What are LoUs and LoCs?
Commercial banks are facilitators of trade, using mechanisms to ease the same. Thus, Letters of Undertaking, Letters of Comfort and Letters of Credit play an important role, especially in the sphere of foreign trade. A Letter of Undertaking is an undertaking provided by one bank to another, on behalf or favour of its customer. It is essentially a promise the bank makes to complete the terms and conditions of a transaction that its customer undertakes. LoUs are thus used by customers to obtain short-term credit from a foreign bank, mostly for businesses that import goods.
A Letter of Comfort runs on similar lines; it is an assurance of the customer’s financial soundness to repay the debt. Letters of Credit are also inter-bank issuances to guarantee payments of a specified person. “An authorised dealer may give a guarantee, letter of undertaking or letter of comfort in respect of any debt, obligation or other liability incurred by a person resident in India and owned to a person resident outside India (being an overseas supplier of goods, bank or a financial institution), for import of goods, as permitted under the Foreign Trade Policy…,” the RBI had said in its directives for import of goods and services.
In context, PNB had allegedly issued many fraudulent LoUs to millionaire diamond merchant Nirav Modi and some other jewellers as well. Investigations show that Modi sought LoUs to raise credit from foreign banks to pay for the imported raw materials. It was found out that two employees of PNB fraudulently issued LoUs without following the standard procedures and also never entered them in the banking records, to avoid detection.
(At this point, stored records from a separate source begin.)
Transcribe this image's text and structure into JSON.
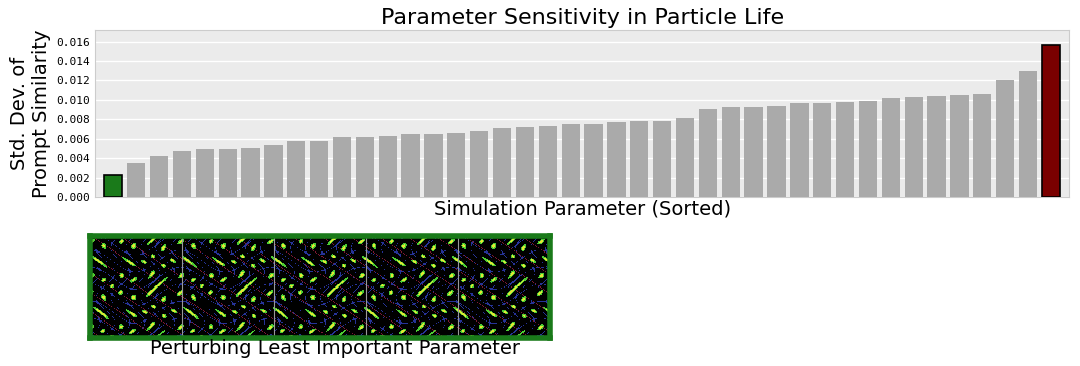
{
  "chart_data": {
    "type": "bar",
    "title": "Parameter Sensitivity in Particle Life",
    "x_label": "Simulation Parameter (Sorted)",
    "y_label": "Std. Dev. of\nPrompt Similarity",
    "categories": [
      null,
      null,
      null,
      null,
      null,
      null,
      null,
      null,
      null,
      null,
      null,
      null,
      null,
      null,
      null,
      null,
      null,
      null,
      null,
      null,
      null,
      null,
      null,
      null,
      null,
      null,
      null,
      null,
      null,
      null,
      null,
      null,
      null,
      null,
      null,
      null,
      null,
      null,
      null,
      null,
      null,
      null
    ],
    "values": [
      0.0023,
      0.0035,
      0.0042,
      0.0047,
      0.0049,
      0.0049,
      0.005,
      0.0054,
      0.0058,
      0.0058,
      0.0062,
      0.0062,
      0.0063,
      0.0065,
      0.0065,
      0.0066,
      0.0068,
      0.0071,
      0.0072,
      0.0073,
      0.0075,
      0.0075,
      0.0077,
      0.0078,
      0.0078,
      0.0081,
      0.0091,
      0.0093,
      0.0093,
      0.0094,
      0.0097,
      0.0097,
      0.0098,
      0.0099,
      0.0102,
      0.0103,
      0.0104,
      0.0105,
      0.0106,
      0.012,
      0.013,
      0.0157
    ],
    "colors": [
      "#1a7a1a",
      "#aaaaaa",
      "#aaaaaa",
      "#aaaaaa",
      "#aaaaaa",
      "#aaaaaa",
      "#aaaaaa",
      "#aaaaaa",
      "#aaaaaa",
      "#aaaaaa",
      "#aaaaaa",
      "#aaaaaa",
      "#aaaaaa",
      "#aaaaaa",
      "#aaaaaa",
      "#aaaaaa",
      "#aaaaaa",
      "#aaaaaa",
      "#aaaaaa",
      "#aaaaaa",
      "#aaaaaa",
      "#aaaaaa",
      "#aaaaaa",
      "#aaaaaa",
      "#aaaaaa",
      "#aaaaaa",
      "#aaaaaa",
      "#aaaaaa",
      "#aaaaaa",
      "#aaaaaa",
      "#aaaaaa",
      "#aaaaaa",
      "#aaaaaa",
      "#aaaaaa",
      "#aaaaaa",
      "#aaaaaa",
      "#aaaaaa",
      "#aaaaaa",
      "#aaaaaa",
      "#aaaaaa",
      "#aaaaaa",
      "#7a0000"
    ],
    "ylim": [
      0,
      0.0172
    ],
    "yticks": [
      {
        "value": 0,
        "label": "0.000"
      },
      {
        "value": 0.002,
        "label": "0.002"
      },
      {
        "value": 0.004,
        "label": "0.004"
      },
      {
        "value": 0.006,
        "label": "0.006"
      },
      {
        "value": 0.008,
        "label": "0.008"
      },
      {
        "value": 0.01,
        "label": "0.010"
      },
      {
        "value": 0.012,
        "label": "0.012"
      },
      {
        "value": 0.014,
        "label": "0.014"
      },
      {
        "value": 0.016,
        "label": "0.016"
      }
    ],
    "grid": true
  },
  "panel": {
    "caption": "Perturbing Least Important Parameter"
  }
}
Instead of raising cash and settling the dues, Nirav Modi did nothing to repay his loans. This has led to fraudulent transactions worth Rs 11,400 crores.
What will happen next?
The current circular discontinues the issuance of LoUs for trade finance by Authorised Dealer (AD) Category-1 banks. AD Category-1 banks are authorised by the RBI to deal with the conversion of currency notes, coins or travellers’ cheques designated in foreign currency into Indian Rupees and vice versa.
All this means that the future of importers and imports, as a business, is going to be extremely rough. Details are still not known as to how this will affect the nation’s ever-booming international trade but time will tell soon. As of now, the loopholes in the structural banking system are a testimony to the inefficiency plaguing the economy and it is only the reformed governance of the RBI that can improve the situation.